Intisari-Online.com - Ada puluhan fakta terkait peristiwa Gerakan 30 September 1965 yang masih terkunci rapat.
Fakta-fakta itu hanya beredar dari ruang kelas kedokteran satu ke kelas kedokteran yang lain.
Lewat artikel berjudul "Saksi Bisu Dari Ruang Forensik" yang tayang pada September 2009, Intisari mencoba mengurai fakta-fakta tersebut.
Itu adalah fakta-fakta yang tersembunyi di balik bangsal forensil.
Oktober 1965 bisa disebut sebagai masa kelam bagi dunia pers Indonesia, juga buat seluruh masyarakat Indonesia.
Media-media cetak kala itu, yang dipelopori media milik pemerintah militer ramai-ramai memuat kekejaman perisitwa penculikan enam jenderal yang kelak disebut sebagai Pahlawan Revolusi.
Harian Angkatan Bersendjata dan Berita Yudha menulis dengan sedikit hiperbolik.
Misalnya, Ahmad Yani dicungkil matanya, juga yang lebih sadis lagi, kemaluan para korban tersebut diiris-iris menggunakan silet, lalu dipermainkan oleh para pelaku yang kebanyakan perempuan.

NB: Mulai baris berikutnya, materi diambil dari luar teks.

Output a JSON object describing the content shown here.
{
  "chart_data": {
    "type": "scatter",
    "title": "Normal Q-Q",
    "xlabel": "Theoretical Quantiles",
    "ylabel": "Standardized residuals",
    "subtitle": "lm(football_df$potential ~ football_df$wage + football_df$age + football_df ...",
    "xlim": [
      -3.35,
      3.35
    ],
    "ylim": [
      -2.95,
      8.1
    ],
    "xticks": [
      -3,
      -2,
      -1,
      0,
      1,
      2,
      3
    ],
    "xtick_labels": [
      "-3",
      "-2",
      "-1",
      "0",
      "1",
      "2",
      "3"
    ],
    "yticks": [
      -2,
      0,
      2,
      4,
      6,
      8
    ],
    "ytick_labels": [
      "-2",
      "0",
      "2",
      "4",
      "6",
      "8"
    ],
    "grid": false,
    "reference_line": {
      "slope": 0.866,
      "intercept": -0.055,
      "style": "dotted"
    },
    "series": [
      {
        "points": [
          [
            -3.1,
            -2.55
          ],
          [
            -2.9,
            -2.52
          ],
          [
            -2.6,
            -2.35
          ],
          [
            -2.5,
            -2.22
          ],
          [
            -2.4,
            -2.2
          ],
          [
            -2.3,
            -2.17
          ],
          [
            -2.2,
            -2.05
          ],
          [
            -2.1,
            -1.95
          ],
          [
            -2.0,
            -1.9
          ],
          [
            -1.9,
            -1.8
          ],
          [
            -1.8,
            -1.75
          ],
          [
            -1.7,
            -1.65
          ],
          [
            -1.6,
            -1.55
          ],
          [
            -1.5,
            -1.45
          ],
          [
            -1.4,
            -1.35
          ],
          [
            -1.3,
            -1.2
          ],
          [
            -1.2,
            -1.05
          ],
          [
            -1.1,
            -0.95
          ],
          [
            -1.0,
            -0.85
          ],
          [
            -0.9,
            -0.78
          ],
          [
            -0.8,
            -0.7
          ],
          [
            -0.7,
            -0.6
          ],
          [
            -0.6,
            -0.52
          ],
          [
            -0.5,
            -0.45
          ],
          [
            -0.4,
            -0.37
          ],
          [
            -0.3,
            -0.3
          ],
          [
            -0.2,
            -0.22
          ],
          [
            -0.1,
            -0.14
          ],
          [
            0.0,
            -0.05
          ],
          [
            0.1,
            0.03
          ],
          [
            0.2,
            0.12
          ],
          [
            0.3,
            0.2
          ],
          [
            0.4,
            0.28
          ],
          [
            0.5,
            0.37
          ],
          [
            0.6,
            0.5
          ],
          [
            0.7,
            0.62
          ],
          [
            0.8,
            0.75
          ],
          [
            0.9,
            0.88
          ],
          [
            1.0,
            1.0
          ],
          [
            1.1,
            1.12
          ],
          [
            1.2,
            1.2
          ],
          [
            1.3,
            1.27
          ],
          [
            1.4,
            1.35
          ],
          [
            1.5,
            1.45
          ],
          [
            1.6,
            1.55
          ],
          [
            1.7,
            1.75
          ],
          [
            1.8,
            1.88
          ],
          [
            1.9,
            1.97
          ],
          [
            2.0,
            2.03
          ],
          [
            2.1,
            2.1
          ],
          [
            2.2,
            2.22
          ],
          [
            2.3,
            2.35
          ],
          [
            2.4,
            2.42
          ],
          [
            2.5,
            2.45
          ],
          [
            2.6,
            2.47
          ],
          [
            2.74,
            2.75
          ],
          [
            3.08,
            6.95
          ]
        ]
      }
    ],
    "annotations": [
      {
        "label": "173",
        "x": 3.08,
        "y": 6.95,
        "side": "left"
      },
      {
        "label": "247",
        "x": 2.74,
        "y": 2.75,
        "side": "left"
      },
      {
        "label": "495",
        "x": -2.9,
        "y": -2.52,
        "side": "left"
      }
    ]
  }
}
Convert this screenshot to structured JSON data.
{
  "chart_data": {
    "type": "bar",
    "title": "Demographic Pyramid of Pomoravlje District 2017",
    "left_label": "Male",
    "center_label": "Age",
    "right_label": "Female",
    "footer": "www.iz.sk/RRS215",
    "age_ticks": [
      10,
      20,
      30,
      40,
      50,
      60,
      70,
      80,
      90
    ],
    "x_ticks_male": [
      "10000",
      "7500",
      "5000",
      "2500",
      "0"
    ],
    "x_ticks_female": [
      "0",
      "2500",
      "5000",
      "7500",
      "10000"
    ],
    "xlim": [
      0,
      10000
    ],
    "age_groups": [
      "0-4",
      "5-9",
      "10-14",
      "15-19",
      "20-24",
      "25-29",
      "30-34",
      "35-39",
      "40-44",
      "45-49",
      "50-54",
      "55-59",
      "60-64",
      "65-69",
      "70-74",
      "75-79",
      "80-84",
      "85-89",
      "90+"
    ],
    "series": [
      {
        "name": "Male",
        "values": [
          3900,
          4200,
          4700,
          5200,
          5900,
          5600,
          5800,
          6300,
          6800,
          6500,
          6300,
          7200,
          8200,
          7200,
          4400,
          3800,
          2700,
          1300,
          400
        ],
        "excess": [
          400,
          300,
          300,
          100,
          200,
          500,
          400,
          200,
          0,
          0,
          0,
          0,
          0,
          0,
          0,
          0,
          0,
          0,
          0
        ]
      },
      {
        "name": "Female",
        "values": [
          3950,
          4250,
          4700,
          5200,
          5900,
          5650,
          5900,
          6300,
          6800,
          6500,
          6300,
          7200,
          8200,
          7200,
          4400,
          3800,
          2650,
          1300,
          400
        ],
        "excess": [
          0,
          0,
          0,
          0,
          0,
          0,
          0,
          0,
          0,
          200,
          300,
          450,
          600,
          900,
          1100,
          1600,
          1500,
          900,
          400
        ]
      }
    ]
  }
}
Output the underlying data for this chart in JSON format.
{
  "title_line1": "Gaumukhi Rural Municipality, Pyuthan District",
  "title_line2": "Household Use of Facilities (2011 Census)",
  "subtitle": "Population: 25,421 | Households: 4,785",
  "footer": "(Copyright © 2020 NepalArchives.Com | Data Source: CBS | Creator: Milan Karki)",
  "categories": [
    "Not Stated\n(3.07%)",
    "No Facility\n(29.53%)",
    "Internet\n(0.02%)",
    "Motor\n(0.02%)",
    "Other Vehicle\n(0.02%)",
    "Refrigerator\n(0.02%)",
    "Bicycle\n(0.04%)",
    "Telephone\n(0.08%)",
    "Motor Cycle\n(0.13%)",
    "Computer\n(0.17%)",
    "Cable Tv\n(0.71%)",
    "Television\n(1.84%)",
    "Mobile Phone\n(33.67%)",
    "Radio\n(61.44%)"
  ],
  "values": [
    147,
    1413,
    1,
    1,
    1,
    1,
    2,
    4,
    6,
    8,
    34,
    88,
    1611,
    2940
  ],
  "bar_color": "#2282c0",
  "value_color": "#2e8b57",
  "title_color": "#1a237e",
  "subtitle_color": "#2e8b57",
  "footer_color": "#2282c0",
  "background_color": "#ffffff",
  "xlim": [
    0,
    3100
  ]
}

Berita yang ditulis oleh dua corong militer tersebut berefek domino, koran-koran lain di luar dua koran itu, terutama yang memiliki sentimen besar terhadap komunisme Indonesia, turut mengutip berita-berita tersebut.
Lantas menyebar ke masyarakat luas.
Imbasnya bisa dipastikan, kemarahan rakyat meluap dan membutuhkan pelampiasan-pelampiasan.